Ateisme Baru tidaklah inovatif, dan bahkan tidak memaksakan secara filosofis; Meskipun banyak pengagumnya mungkin tidak menyukainya, buku-buku karya Dawkins atau Harris secara intelektual merupakan antipode dari, misalnya, The Atheist's Faith atau Anthropological Critique of Religion karya diplomat Puente Ojea, untuk menyebutkan dua karya ateis nasional terkenal.. Sebaliknya, kita menghadapi mempopulerkan ateisme yang menganggap agama sebagai sesuatu yang mirip dengan astrologi, sebuah cara lama dalam memahami dunia yang sudah dilampaui oleh pengetahuan yang telah kita kumpulkan berkat penelitian ilmiah, dan itu harus dianggap sebagai posisi intelektual. diatasi dan mana yang lebih baik untuk disingkirkan.

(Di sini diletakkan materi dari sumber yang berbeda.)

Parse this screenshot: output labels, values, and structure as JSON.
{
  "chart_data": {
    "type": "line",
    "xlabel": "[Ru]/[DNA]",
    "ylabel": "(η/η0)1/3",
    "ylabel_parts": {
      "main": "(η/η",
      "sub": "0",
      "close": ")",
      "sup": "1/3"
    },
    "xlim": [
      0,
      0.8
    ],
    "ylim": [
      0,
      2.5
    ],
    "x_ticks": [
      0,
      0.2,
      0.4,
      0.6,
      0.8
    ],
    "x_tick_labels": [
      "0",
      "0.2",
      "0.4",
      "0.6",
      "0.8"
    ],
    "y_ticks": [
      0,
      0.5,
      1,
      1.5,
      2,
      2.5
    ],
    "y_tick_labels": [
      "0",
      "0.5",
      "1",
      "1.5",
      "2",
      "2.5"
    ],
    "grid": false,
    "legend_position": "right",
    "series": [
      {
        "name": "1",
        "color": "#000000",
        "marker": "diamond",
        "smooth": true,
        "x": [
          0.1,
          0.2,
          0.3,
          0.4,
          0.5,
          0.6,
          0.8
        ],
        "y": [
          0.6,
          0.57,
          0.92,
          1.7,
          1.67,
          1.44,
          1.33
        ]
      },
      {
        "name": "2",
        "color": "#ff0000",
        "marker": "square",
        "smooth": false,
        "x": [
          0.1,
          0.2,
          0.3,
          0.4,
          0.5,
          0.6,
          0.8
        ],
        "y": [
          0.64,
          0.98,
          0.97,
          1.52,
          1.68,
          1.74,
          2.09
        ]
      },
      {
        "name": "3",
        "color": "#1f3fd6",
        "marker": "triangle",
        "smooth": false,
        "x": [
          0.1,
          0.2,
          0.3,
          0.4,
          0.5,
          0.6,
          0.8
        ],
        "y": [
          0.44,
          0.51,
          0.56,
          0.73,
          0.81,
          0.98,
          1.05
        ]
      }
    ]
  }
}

Namun terlepas dari segala upaya mereka, antiteisme tampaknya mulai melemah. Setidaknya itulah yang dipikirkan Dale McGowan, yang menjalankan Foundation Beyond Belief, sebuah organisasi filantropis bagi para ateis untuk disumbangkan ke badan amal. McGowan menekankan bahwa antiteisme di Amerika Serikat adalah sebuah fenomena yang semakin melemah dalam beberapa tahun terakhir. Menurut sebuah penelitian yang dilakukan oleh University of Tennessee, hanya 14,8% orang tidak beriman yang berpartisipasi dalam penelitian tersebut yang diklasifikasikan sebagai antiteis.
Permusuhan terhadap agama bukanlah sesuatu yang khas dari ateisme. Oleh karena itu, bagi penyair dan filsuf romantis Italia yang brilian, Giacomo Leopardi, yang karyanya bercirikan pesimisme mendalam yang mungkin dimotivasi oleh buruknya kesehatan yang menghantuinya sepanjang hidupnya (ia meninggal karena kolera pada usia 38 tahun), agama adalah sebuah kebutuhan. ilusi untuk kebahagiaan manusia. Po Baroja dari Spanyol , yang menyebut dirinya seorang agnostik, Ramn J. Sender mendefinisikannya sebagai "seorang ateis Katolik" yang mana Ortega y Gasset menambahkan "inkontinensia antiklerikal."